Tuesday, 11 March 2014

JISC Digifest, Designed Digital





At the JISC Digifestival in Birmingham.
Opening keynote from Diana Oblinger , CEO of EDUCAUSE on Designed Digital.

Many things in our institutions that we call digital are bolt-ons, or retrofitted. We're still not designing digital. Our role is to design and implement a true digital experience for our staff and students.
Digital not just about work, but about society, especially civic engagement. We need to capture ideas to crowd source innovation,

Demographic changes drive new consumption patters.

How can we use our expertise as IT Professionals to drive changes in education?

Student Engagement
When you are engaged, you learn more. Use the best technology has to offer, not just text on the screen to produce an immersive, collaborative learning experience. Example of molecule in 3D.

Higher order learning comes from complex challenges. Gamification can assist this, integrating game elements into simulations and scenarios. Transform assignments into challenges.
Practice helps develop expertise. Also, generates data. Develop practice environments, virtual client simulation, artificial intelligence interactive agendas. And collect the data, use to feedback to students and teachers.
You can do many things with data. Feedback to instructor, can track student learning and see where you need to intervene for example.
With large amounts of data, patterns emerge that can be used for personalisation. Creating individual learning pathways for examples which are tailored to student needs and behaviours using adaptive learning engines.

Student empowerment
Not all of our students are the same. Some lack sense of belonging, some don't believe in ROI of investment, some have financial worries. Many are juggling coursework and work.
Some examples of how good IT can assist.
Career coach, a tool that links to local employment trends, income potential, required education.
Students need help with complex lives. Counselling and intervention software can monitor, engage and support students. Case management, dealing with student holistically, bringing together data from different services. Early alert system can make a difference to student completion rate.
Predictive analytics and intervention can advise students on how they are progressing through a course.

Alternative models
Education is a tightly interconnected interdependent system.
We now live in a course rich world, eg MOOCs and private providers. Finding ways of bringing these in to system by giving them credits.
Competency based education big in the US. Demonstrate mastery by completing tasks. Many student systems don't support these different models.
So, instead of IT leading, we're pulling things back.
Delivery systems and support models need to change to support different models, eg work based learning.

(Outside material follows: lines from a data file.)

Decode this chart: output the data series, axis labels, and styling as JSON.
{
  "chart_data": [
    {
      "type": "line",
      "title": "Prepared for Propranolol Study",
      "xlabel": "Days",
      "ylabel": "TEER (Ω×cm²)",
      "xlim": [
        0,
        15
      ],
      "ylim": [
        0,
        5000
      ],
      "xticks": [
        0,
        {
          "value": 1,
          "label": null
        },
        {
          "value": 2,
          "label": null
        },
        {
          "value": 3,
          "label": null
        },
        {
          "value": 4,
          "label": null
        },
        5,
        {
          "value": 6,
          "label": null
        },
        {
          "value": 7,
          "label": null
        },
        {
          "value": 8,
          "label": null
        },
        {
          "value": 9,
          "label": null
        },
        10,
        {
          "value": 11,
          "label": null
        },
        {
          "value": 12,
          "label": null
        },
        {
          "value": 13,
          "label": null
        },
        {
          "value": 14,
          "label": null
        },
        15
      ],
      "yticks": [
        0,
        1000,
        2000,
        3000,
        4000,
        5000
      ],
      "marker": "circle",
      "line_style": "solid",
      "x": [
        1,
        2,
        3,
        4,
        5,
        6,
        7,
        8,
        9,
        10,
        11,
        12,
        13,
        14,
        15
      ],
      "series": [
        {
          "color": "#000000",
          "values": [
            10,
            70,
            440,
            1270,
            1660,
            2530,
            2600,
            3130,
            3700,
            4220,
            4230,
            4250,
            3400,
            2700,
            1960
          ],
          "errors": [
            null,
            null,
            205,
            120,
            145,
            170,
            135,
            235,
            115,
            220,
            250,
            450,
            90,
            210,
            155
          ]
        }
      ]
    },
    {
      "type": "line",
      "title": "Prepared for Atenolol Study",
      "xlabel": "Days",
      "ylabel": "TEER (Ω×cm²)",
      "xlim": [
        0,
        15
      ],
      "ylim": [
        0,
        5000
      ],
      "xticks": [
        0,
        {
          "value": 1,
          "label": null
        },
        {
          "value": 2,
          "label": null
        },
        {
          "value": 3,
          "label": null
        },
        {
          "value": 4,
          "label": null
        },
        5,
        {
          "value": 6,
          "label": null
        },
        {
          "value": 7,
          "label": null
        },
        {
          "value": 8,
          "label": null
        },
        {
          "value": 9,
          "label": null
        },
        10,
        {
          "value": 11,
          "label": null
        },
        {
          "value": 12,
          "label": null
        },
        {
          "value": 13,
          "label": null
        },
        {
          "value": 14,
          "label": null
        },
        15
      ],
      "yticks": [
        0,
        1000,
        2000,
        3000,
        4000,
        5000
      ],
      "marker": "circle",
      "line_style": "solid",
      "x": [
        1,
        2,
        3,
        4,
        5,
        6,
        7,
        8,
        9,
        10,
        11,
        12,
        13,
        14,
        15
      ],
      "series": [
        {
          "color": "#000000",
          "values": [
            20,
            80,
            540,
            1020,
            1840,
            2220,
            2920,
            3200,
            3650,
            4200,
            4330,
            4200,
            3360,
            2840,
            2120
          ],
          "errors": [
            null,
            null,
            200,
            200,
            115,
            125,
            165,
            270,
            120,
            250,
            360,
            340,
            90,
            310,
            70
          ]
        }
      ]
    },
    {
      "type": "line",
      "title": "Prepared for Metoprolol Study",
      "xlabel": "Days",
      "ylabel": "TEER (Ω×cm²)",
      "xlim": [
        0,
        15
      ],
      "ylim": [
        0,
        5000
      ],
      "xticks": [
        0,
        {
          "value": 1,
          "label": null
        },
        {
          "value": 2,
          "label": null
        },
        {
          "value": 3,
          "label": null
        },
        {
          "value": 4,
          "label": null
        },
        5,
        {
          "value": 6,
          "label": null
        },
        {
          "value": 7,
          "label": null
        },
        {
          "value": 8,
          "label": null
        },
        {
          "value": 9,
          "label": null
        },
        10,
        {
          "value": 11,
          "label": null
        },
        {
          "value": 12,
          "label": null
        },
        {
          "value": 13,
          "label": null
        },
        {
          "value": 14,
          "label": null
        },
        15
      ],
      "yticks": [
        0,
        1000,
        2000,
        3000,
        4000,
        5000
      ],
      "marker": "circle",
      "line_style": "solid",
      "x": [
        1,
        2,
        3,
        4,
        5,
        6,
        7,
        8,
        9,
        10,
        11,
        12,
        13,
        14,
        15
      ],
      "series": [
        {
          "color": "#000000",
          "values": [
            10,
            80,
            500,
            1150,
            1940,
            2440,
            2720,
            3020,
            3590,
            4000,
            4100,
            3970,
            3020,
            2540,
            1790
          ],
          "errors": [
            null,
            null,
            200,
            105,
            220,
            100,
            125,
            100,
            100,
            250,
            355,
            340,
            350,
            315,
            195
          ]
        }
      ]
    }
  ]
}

There's lots left to do in this digital world. It's about designing for digital, and about people and machines, not one or the other.

Questions to ask ourselves:
What will it take to exceed expectations tin this digital world?
Do we have the capabilities required to deliver value from IT?
How can we optimise education for a digital future?






- Posted using BlogPress from my iPad

2 comments:

andypowe11 said...

Just reading your notes, for which thanks...

The phrase 'Digital by default', as used in UK gov, captures a lot in 3 words. It doesn't mean "always digital" but it does mean, think about digital first, decide if it is appropriate, act accordingly.

It's a good mantra.

I think we (still) get sidetracked by the flashy and ignore the mundane when we think about digital. Too often. The "3d molecule" is great - but how about just making sure that when a student contacts a tutor/lecturer (dare I say, using email) they actually get a prompt reply. Also, give me online video capture of lectures over a 3D molecule every time. Mind you... I was always crap at chemistry! One of the great things about MOOCs is that I can easily watch the same lecture 5 times if I'm really struggling.

Unknown said...

Agree with the Digital by Design mantra - its something we're building into our strategic planning.Its a good principle.

And getting the basics right before starting the flashy stuff has to be the right thing to do.